About a third of young adults 20-26 and 20% of teens say they've sent or posted naked or semi-naked photos or videos of themselves, mostly to be "fun or flirtatious," a survey finds.

A third of teen boys and 40% of young men say they've seen nude or semi-nude images sent to someone else; about a quarter of teen girls and young adult women have. And 39% of teens and 59% of those ages 20-26 say they've sent suggestive text messages.

Reading through all these articles, you'd think every kid was doing it. 20% is still significant, but is this an epidemic? The behavior is certainly alarming parents and newscasters, prompting them to fret about the dangers of texting. "What is going on? Is there no just shame anymore with a lot of our young girls?"

Well, first lets look at the why. These girls have grown up on-screen, be it in home movies or MySpace profiles. Their lives are lived in the story--the telling and the showing. They also think that their value lies in their bodies. This is part of pop culture. Heck, it's almost an honor for actresses to pose for Maxim, Playboy and the like. But also keep in mind that girls probably don't intend for these to go public (though they will, of course...) Girls are feeling pressure to compete with online porn, to make the real thing as enticing as the digital.

Some are calling for the ban of the cameraphone. According to Nielsen Mobile, about 80% of teens 13-17 and 93% of those 18-24 use cellphones and most of these have built-in cameras. So should parents pluck them form their kids hands? Is that the answer? Maybe we should ask John Lithgow in Footloose.
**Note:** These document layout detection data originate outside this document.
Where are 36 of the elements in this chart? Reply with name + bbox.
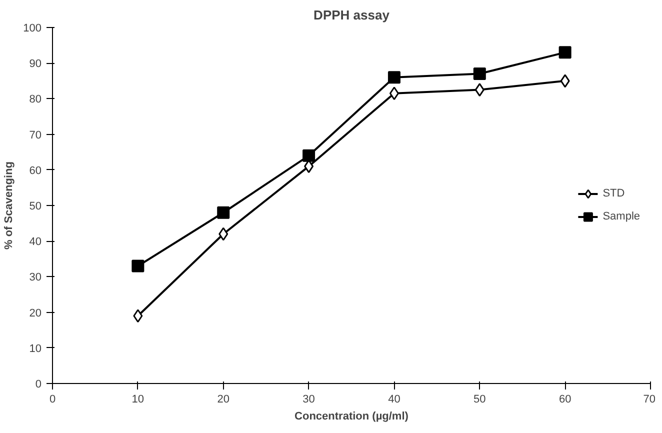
x-tick-label: 70 <box>643 394 656 406</box>
y-tick-label: 100 <box>23 22 42 34</box>
x-tick-label: 10 <box>132 394 144 406</box>
y-tick-label: 60 <box>29 164 42 177</box>
point <box>133 309 143 323</box>
y-tick-label: 90 <box>29 58 42 70</box>
y-tick-label: 70 <box>29 129 42 142</box>
x-tick-label: 20 <box>217 394 230 406</box>
point <box>302 149 316 162</box>
point <box>560 74 570 88</box>
point <box>217 206 230 219</box>
point <box>218 227 228 241</box>
y-tick-label: 0 <box>35 378 42 390</box>
point <box>132 260 144 272</box>
x-tick-label: 50 <box>474 394 486 406</box>
x-tick-label: 40 <box>388 394 400 406</box>
y-tick-label: 50 <box>29 200 42 212</box>
y-tick-label: 80 <box>29 94 42 106</box>
y-tick-label: 10 <box>29 342 42 355</box>
point <box>558 46 572 59</box>
point <box>388 71 400 84</box>
x-tick-label: 30 <box>302 394 315 406</box>
point <box>473 68 486 80</box>
y-tick-label: 30 <box>29 272 42 284</box>
point <box>474 83 484 97</box>
x-tick-label: 0 <box>49 394 56 406</box>
y-tick-label: 20 <box>29 307 42 320</box>
chart-title: DPPH assay <box>314 8 390 22</box>
y-axis-title: % of Scavenging <box>3 161 16 250</box>
legend-label: STD <box>602 188 625 200</box>
x-tick-label: 60 <box>558 394 572 406</box>
point <box>304 160 314 174</box>
legend-label: Sample <box>602 210 640 222</box>
point <box>389 86 399 100</box>
y-tick-label: 40 <box>29 236 42 248</box>
x-axis-title: Concentration (µg/ml) <box>294 410 409 422</box>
The truth is that porn spurs technology. Sex is an early adopter and a prime motivator. You can see this in the evolution of books, magazines, video, websites, 3D, virtual reality, sensory technology.... Not to say that we should encourage porn among teens, just that it's not freakish. It's pretty natural. And Puritan fear should not impede progress. How about education as a solution? What about media literacy programs in schools and at home? Sure, we can ring the alarm, but let the cellphone ring as well!